I'm only asking because folks at Sigma and Tamron seem to have no issues with producing lenses with f/6.3 at their longest zoom that seem to work just fine on the Canon bodies. Is there a strong technical reason why Canon is stuck with f/5.6 ILO f/6.3? Obviously, f/6.3 could provide a lighter and cheaper product with more zoom design range/flexibility.


----------



## neuroanatomist (Feb 4, 2014)

AF requires f/5.6. Sigma/Tamron lenses lie to the body, telling it they're open to f/5.6 when the max aperture is narrower. I suppose Canon feels they'd lose face by lying to themselves, so to speak.


----------



## 9VIII (Feb 5, 2014)

My understanding is that it's also a regular quality assurance thing. While AF may work beyond f5.6, it may not work optimally, thus Canon would rather tell people what to expect up front rather than have customers complaining that their camera has bad autofocus under less than ideal conditions.
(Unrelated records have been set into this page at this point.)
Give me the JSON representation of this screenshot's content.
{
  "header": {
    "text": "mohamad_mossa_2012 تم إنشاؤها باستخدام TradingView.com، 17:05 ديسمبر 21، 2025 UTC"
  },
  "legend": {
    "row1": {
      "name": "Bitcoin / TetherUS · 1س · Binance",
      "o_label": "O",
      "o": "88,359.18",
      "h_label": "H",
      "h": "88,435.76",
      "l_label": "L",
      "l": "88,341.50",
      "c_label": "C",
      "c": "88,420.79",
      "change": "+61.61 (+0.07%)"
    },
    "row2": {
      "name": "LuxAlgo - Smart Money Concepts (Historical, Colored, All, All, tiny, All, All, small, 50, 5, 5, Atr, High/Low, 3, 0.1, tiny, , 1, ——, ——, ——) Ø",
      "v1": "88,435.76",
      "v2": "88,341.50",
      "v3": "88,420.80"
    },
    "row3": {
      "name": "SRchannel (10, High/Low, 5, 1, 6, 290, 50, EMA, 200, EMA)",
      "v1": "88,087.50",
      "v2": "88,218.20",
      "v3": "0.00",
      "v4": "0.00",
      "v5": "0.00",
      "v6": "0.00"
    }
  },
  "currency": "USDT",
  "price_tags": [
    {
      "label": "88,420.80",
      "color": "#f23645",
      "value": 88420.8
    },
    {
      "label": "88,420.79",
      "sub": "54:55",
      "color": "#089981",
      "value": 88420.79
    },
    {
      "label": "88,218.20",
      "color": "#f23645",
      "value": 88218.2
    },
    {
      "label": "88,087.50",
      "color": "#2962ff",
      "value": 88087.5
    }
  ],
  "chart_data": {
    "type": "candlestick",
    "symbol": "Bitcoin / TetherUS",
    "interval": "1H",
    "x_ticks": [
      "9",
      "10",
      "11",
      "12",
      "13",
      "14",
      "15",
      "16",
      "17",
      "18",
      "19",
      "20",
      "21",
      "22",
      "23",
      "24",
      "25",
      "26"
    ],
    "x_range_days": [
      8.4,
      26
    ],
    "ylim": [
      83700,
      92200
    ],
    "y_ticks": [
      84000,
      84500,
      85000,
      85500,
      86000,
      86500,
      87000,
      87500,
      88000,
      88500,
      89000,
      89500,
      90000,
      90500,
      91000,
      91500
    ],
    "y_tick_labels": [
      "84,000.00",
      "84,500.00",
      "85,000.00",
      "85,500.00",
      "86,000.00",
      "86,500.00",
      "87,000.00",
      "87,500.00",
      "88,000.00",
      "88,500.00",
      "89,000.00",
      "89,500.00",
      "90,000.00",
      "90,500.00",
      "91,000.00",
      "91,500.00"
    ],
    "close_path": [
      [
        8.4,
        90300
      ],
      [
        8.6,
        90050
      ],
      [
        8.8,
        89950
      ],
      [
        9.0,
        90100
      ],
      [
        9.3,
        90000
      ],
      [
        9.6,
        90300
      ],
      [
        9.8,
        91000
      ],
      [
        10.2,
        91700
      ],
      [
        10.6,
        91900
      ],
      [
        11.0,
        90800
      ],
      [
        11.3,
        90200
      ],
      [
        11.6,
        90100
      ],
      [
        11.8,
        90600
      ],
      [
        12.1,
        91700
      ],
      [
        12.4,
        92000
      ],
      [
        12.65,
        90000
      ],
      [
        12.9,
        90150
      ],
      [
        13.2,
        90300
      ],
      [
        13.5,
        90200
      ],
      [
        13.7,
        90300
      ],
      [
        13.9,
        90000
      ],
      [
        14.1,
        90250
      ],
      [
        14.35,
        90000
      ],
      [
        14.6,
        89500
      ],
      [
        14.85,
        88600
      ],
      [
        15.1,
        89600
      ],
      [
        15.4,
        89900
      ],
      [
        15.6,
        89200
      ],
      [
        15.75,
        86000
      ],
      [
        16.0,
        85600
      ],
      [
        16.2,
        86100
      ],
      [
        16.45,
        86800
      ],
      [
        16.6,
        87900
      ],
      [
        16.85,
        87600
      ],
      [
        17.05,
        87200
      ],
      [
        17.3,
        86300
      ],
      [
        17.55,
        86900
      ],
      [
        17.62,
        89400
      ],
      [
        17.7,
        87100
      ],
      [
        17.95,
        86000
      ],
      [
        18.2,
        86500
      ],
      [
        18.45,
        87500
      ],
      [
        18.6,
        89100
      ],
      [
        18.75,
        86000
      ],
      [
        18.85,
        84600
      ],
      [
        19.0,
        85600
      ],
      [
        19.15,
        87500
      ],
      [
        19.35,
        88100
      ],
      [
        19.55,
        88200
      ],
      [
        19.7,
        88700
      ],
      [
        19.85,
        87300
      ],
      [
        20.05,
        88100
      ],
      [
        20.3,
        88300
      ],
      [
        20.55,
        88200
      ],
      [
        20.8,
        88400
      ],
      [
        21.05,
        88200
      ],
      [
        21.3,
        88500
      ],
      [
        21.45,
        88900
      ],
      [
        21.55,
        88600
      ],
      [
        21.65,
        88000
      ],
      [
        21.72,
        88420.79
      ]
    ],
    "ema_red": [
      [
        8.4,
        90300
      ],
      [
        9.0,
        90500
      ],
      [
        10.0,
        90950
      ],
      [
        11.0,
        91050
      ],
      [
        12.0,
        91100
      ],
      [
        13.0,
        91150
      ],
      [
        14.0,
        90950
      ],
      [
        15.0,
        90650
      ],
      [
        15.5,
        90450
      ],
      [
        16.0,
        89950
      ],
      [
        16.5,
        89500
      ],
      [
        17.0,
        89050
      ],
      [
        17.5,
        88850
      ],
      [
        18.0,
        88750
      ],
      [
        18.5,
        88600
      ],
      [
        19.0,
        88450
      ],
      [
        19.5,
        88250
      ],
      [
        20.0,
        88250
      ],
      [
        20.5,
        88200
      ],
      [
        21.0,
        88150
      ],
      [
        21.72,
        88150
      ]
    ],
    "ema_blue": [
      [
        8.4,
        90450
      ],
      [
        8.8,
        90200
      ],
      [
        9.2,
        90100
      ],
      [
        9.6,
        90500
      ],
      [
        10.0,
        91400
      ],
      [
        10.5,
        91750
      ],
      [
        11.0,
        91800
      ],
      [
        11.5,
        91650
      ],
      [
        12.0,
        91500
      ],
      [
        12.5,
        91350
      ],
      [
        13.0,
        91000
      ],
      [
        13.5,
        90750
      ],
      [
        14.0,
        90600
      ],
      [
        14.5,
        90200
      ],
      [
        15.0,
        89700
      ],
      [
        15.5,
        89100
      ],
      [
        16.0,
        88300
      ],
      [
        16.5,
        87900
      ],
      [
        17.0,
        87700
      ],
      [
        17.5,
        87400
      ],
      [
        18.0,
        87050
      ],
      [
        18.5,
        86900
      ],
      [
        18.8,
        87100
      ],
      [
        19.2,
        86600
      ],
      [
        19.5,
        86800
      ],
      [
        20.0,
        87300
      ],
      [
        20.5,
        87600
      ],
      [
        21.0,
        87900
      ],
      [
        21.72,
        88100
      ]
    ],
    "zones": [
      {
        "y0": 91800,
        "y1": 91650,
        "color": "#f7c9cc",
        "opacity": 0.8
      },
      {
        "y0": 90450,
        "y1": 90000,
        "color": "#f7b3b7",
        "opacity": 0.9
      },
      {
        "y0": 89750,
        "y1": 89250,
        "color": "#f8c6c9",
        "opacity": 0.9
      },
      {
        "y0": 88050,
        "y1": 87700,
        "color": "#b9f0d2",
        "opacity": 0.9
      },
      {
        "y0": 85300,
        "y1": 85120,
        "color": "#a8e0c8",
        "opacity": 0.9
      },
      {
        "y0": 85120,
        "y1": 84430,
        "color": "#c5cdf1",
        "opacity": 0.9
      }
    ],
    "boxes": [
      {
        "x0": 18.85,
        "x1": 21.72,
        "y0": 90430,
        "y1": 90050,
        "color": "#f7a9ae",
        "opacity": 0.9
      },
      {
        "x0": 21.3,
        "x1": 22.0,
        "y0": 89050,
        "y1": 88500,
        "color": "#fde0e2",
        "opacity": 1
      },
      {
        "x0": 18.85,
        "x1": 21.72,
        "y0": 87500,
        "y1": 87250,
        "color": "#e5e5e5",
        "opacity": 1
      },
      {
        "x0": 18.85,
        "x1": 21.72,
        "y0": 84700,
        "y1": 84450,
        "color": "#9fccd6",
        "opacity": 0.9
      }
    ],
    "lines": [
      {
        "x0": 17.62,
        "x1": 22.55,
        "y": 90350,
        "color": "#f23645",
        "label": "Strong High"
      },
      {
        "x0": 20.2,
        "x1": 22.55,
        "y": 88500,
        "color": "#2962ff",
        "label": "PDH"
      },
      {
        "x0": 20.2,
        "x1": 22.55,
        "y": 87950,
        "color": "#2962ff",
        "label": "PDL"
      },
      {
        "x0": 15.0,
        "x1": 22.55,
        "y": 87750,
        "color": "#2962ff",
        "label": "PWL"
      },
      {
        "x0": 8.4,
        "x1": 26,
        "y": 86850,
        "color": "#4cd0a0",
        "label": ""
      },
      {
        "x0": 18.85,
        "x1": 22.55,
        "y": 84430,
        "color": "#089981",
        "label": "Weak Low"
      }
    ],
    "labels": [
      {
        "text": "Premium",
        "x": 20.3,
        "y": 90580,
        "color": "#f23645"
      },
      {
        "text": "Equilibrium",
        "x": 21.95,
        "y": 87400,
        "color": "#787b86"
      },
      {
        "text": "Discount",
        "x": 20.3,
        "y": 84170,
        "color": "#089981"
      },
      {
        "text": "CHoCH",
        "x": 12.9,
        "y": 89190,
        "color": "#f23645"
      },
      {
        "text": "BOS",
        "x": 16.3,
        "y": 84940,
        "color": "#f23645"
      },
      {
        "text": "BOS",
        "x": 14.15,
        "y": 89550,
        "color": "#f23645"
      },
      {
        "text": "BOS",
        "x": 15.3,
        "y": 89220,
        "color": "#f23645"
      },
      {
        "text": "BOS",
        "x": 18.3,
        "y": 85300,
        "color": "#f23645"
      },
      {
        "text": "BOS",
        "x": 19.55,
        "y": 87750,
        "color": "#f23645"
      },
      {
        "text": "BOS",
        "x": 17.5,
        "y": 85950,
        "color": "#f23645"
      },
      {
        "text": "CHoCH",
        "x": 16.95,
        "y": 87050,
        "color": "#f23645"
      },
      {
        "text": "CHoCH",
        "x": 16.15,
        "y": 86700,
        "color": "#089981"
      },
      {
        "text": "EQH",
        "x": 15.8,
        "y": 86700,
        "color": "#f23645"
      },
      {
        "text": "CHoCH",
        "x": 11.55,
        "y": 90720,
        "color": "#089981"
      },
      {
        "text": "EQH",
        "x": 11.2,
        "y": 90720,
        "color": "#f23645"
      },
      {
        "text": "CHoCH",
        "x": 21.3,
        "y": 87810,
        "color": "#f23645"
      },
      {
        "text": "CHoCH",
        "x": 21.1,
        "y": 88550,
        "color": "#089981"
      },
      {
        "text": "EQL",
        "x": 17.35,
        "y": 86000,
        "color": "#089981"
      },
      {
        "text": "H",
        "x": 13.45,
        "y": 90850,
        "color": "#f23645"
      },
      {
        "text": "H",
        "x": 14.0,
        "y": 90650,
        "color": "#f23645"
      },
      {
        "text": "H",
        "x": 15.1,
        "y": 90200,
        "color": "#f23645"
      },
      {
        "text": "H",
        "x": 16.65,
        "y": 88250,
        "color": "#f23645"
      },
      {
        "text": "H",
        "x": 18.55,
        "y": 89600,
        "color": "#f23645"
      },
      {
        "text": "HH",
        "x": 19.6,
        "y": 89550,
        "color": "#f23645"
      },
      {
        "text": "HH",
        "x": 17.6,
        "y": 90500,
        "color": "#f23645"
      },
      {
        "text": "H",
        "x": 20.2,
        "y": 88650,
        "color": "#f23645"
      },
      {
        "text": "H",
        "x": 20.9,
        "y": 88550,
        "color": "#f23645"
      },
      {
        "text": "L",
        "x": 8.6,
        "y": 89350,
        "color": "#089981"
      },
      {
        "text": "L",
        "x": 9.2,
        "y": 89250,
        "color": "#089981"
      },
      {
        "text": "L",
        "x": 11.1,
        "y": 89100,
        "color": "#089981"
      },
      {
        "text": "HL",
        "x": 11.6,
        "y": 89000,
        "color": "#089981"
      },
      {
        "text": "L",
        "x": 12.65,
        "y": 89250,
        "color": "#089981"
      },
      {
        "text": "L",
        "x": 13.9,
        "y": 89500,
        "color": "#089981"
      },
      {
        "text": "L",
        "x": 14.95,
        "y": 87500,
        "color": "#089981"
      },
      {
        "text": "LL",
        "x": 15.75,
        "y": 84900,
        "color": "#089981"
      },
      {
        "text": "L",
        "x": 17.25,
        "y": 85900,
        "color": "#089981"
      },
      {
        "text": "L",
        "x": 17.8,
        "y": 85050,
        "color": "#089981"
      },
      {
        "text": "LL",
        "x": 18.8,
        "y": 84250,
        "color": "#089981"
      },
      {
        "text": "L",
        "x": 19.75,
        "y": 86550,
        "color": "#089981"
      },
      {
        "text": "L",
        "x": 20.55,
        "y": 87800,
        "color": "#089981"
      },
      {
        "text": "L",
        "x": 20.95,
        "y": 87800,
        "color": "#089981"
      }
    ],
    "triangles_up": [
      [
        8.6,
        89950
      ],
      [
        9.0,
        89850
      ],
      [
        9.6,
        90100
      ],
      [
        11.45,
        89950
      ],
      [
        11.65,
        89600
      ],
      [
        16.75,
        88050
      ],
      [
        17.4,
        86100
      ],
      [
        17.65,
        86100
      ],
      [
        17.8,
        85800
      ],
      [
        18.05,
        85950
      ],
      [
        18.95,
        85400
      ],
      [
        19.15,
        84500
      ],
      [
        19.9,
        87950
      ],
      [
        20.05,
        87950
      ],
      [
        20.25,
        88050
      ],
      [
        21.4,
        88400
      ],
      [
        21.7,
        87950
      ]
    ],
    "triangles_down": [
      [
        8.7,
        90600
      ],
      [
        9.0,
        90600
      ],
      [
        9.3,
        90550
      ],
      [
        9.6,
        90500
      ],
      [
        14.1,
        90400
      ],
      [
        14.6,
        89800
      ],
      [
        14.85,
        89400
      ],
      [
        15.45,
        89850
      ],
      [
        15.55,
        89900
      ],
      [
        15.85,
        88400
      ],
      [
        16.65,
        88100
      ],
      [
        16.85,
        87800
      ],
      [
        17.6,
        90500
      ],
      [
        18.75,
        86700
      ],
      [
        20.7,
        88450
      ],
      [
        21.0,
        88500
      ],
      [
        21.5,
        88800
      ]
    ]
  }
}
That's actually one thing I've been wondering about lately, when I'm shooting in bright sunlight, why can't I use autofocus at f11 or f16? If I'm getting enough light for a proper exposure you'd think AF should still be fine.


----------



## neuroanatomist (Feb 5, 2014)

9VIII said:


> That's actually one thing I've been wondering about lately, when I'm shooting in bright sunlight, why can't I use autofocus at f11 or f16? If I'm getting enough light for a proper exposure you'd think AF should still be fine.
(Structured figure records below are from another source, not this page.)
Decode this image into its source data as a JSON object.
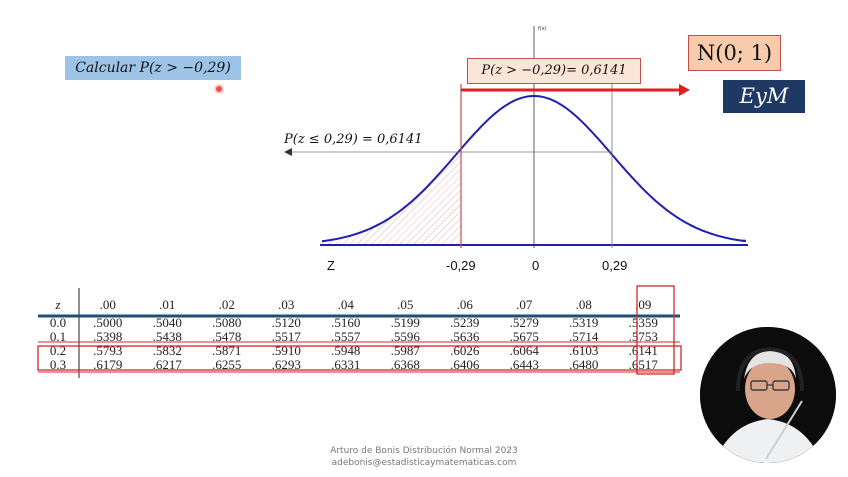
{
  "calc_label": "Calcular P(z > −0,29)",
  "distribution_label": "N(0; 1)",
  "brand_label": "EyM",
  "prob_greater_label": "P(z > −0,29)= 0,6141",
  "prob_le_label": "P(z ≤ 0,29) = 0,6141",
  "curve_axis_label": "f(x)",
  "x_axis": {
    "z_label": "Z",
    "ticks": [
      "-0,29",
      "0",
      "0,29"
    ]
  },
  "colors": {
    "curve": "#1f1fb4",
    "shade": "#c0504d",
    "arrow": "#e02020",
    "calc_box": "#9dc3e6",
    "dist_box": "#f8cbad",
    "brand_box": "#1f3864",
    "table_rule": "#1f4e79",
    "highlight": "#d02828"
  },
  "ztable": {
    "header": [
      "z",
      ".00",
      ".01",
      ".02",
      ".03",
      ".04",
      ".05",
      ".06",
      ".07",
      ".08",
      ".09"
    ],
    "rows": [
      [
        "0.0",
        ".5000",
        ".5040",
        ".5080",
        ".5120",
        ".5160",
        ".5199",
        ".5239",
        ".5279",
        ".5319",
        ".5359"
      ],
      [
        "0.1",
        ".5398",
        ".5438",
        ".5478",
        ".5517",
        ".5557",
        ".5596",
        ".5636",
        ".5675",
        ".5714",
        ".5753"
      ],
      [
        "0.2",
        ".5793",
        ".5832",
        ".5871",
        ".5910",
        ".5948",
        ".5987",
        ".6026",
        ".6064",
        ".6103",
        ".6141"
      ],
      [
        "0.3",
        ".6179",
        ".6217",
        ".6255",
        ".6293",
        ".6331",
        ".6368",
        ".6406",
        ".6443",
        ".6480",
        ".6517"
      ]
    ]
  },
  "footer": {
    "line1": "Arturo de Bonis Distribución Normal 2023",
    "line2": "adebonis@estadisticaymatematicas.com"
  }
}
It's not the amount of light, it's the diameter of the iris diaphragm. When we refer to an f/5.6 or f/2.8 AF point, it's not about the light sensitivity (intensity of illumination) but rather that the aperture determines the baseline for the rangefinder system that is required for that line to function. Personally, I think better terminology might be to use threshold instead of sensitivity, so an f/2.8-threshold line would require an f/2.8 lens to function, and if you mounted an f/4 lens, that sensor line would not operate. An f/5.6-threshold sensor would work with any lens having a max aperture of f/5.6 or wider.


----------



## RGF (Feb 5, 2014)

At one point Canon a 500 F4.5 but then dropped it favor of the 500 F4 IS (original version). Not sure but think there was some problems with AF and 500 F4.5 (but that years ago).


----------



## Blakegard (Feb 14, 2014)

To me having a 70-300 with the aperture being f/4-5.6 is already frustrating enough, and at the long end in harsh conditions AF does take a major hit. I think a 70-400 f/4 would be much better for the lineup, but that's just my shooting preference.


----------



## neuroanatomist (Feb 14, 2014)

Blakegard said:


> I think a 70-400 f/4 would be much better for the lineup, but that's just my shooting preference.



There's a 200-400 f/4 now, and it costs over $11,000…but you think a 70-400 f/4 would be better for the lineup? ???


----------